Arrestation du président du principal parti d'opposition en Tanzanie

Freeman Mbowe (au centre), président de Chadema, principal parti d'opposition tanzanien, au tribunal de première instance de Kisutu à Dar es Salaam, en Tanzanie, le 10 mars 2020.

Le président du principal parti d'opposition tanzanien, Freeman Mbowe, a été arrêté ainsi que dix autres membres du parti à Mwanza (nord-ouest) où ils prévoyaient un rassemblement, a annoncé mercredi matin Chadema.

"Freeman Mbowe a été abordé par une armée d'officiers de police à son arrivée à l'hôtel à 2h30 du matin et a été arrêté avec d'autres leaders", a déclaré Chadema dans un communiqué posté sur Twitter et signé par son directeur de la communication, John Mrema.

"Les autres leaders ont été emmenés au commissariat de Mwanza mais l'endroit où Freeman Mbowe a été emmené n'est pas connu et jusqu'à maintenant il n'y a pas d'information sur sa localisation", ajoute le parti, demandant à la police d'indiquer où il se trouve et pourquoi il a été arrêté.

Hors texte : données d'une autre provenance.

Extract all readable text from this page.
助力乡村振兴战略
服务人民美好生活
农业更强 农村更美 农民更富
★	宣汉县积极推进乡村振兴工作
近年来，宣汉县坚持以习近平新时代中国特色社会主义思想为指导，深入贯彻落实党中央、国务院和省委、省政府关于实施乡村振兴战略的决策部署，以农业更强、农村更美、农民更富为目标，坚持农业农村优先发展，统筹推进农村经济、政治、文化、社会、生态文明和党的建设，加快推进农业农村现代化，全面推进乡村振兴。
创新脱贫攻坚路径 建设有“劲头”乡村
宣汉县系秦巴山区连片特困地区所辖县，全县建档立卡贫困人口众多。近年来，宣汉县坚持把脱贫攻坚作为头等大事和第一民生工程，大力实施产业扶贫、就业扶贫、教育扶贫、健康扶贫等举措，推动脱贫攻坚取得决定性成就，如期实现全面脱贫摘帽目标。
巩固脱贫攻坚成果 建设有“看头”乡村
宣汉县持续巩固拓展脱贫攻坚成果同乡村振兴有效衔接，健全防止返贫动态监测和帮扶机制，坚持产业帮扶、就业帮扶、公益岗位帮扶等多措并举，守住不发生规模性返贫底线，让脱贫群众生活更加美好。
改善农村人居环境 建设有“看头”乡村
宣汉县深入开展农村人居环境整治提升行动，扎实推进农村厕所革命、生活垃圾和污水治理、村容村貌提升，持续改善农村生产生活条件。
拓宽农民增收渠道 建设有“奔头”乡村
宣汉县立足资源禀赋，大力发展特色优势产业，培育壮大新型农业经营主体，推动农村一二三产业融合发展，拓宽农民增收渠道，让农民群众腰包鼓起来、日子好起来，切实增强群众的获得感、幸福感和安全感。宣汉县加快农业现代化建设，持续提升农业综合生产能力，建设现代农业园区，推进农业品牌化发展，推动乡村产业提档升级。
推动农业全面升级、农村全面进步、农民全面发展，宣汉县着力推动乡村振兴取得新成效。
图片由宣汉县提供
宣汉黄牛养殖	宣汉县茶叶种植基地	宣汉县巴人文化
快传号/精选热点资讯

"Nous condamnons la répression des droits des Tanzaniens de la manière la plus forte. Ce sont des signes que la dictature qui avait cours sous le président John Magufuli continue", poursuit-il.

L'ancien président John Magufuli, à la tête de la Tanzanie depuis 2015 et réélu en octobre 2020, est décédé en mars, officiellement de problèmes cardiaques.

Conformément à la constitution, Samia Suluhu Hassan, vice-présidente et colistière de M. Magufuli, lui a succédé.

Outre la lutte contre la corruption, la présidence M. Magufuli, surnommé le "Bulldozer", a notamment été marquée par un virage autoritaire, avec des attaques répétées contre l'opposition et un recul des libertés fondamentales, dénoncés par des groupes de défense des droits.

Au moins 150 membres et dirigeants de l'opposition, qui avait dénoncé des fraudes massives et contesté les résultats des élections, avaient, selon l'ONU, été arrêtés dans les semaines qui suivirent le scrutin.

M. Mbowe était un d'eux, de même que Tundu Lissu, candidat malheureux du Chadema face à M. Magufuli. Les deux leaders avaient été ensuite libérés sous caution.

M. Mbowe a subi plusieurs autres arrestations ces 10 dernières années, dont une détention de trois mois entre fin 2018 et début 2019, où il était poursuivi pour manifestation illégale.

M. Lissu, blessé de plusieurs balles en 2017 lors d'une tentative d'assassinat, s'est lui réfugié en Belgique après les élections, disant craindre pour sa vie.

Des doutes ont émergé quant à la sincérité de ce scrutin, qui a vu le CCM, parti au pouvoir, emporter la quasi totalité des sièges dont certains jusque dans des bastions historiques de l'opposition.

M. Mbowe avait ainsi perdu le siège de député qu'il occupait depuis 20 ans.

"L'ordre ancien"

Depuis son investiture, Mme Hassan a amorcé une rupture avec son prédécesseur. Elle s'est notamment dite prête à défendre la démocratie et les libertés fondamentales.

Ces arrestations interviennent après que M. Mbowe a appelé à la tenue d'un rassemblement pour demander des réformes constitutionnelles, malgré les restrictions imposées par les autorités de Mwanza en raison de la pandémie de coronavirus.

"Nous ne pouvons pas continuer avec l'ordre ancien. Nous avons le droit de nous réunir, mais nous sommes arrêtés, frappés, accusés et renvoyés devant les tribunaux pour deux ou trois ans et ensuite libérés", avait déclaré lundi dans une vidéo M. Mbowe, arborant un béret rouge et un tshirt orné d'un point levé.

"S'ils veulent arrêter tous les membres de Chadema, qu'ils élargissent les prisons car nous sommes tous prêts à être arrêtés et nous ne demandons pas de libération sous caution", y ajoutait-il.

M. Lissu a de son côté affirmé mercredi qu'"appeler à des réformes politiques n'enfreignait aucune loi" et appelé les partenaires de la Tanzanie a "arrêter de subventionner la dictature du CCM".

La Tanzanie, qui compte 58 millions d'habitants, est considérée comme un pays stable dans une région est-africaine particulièrement volatile.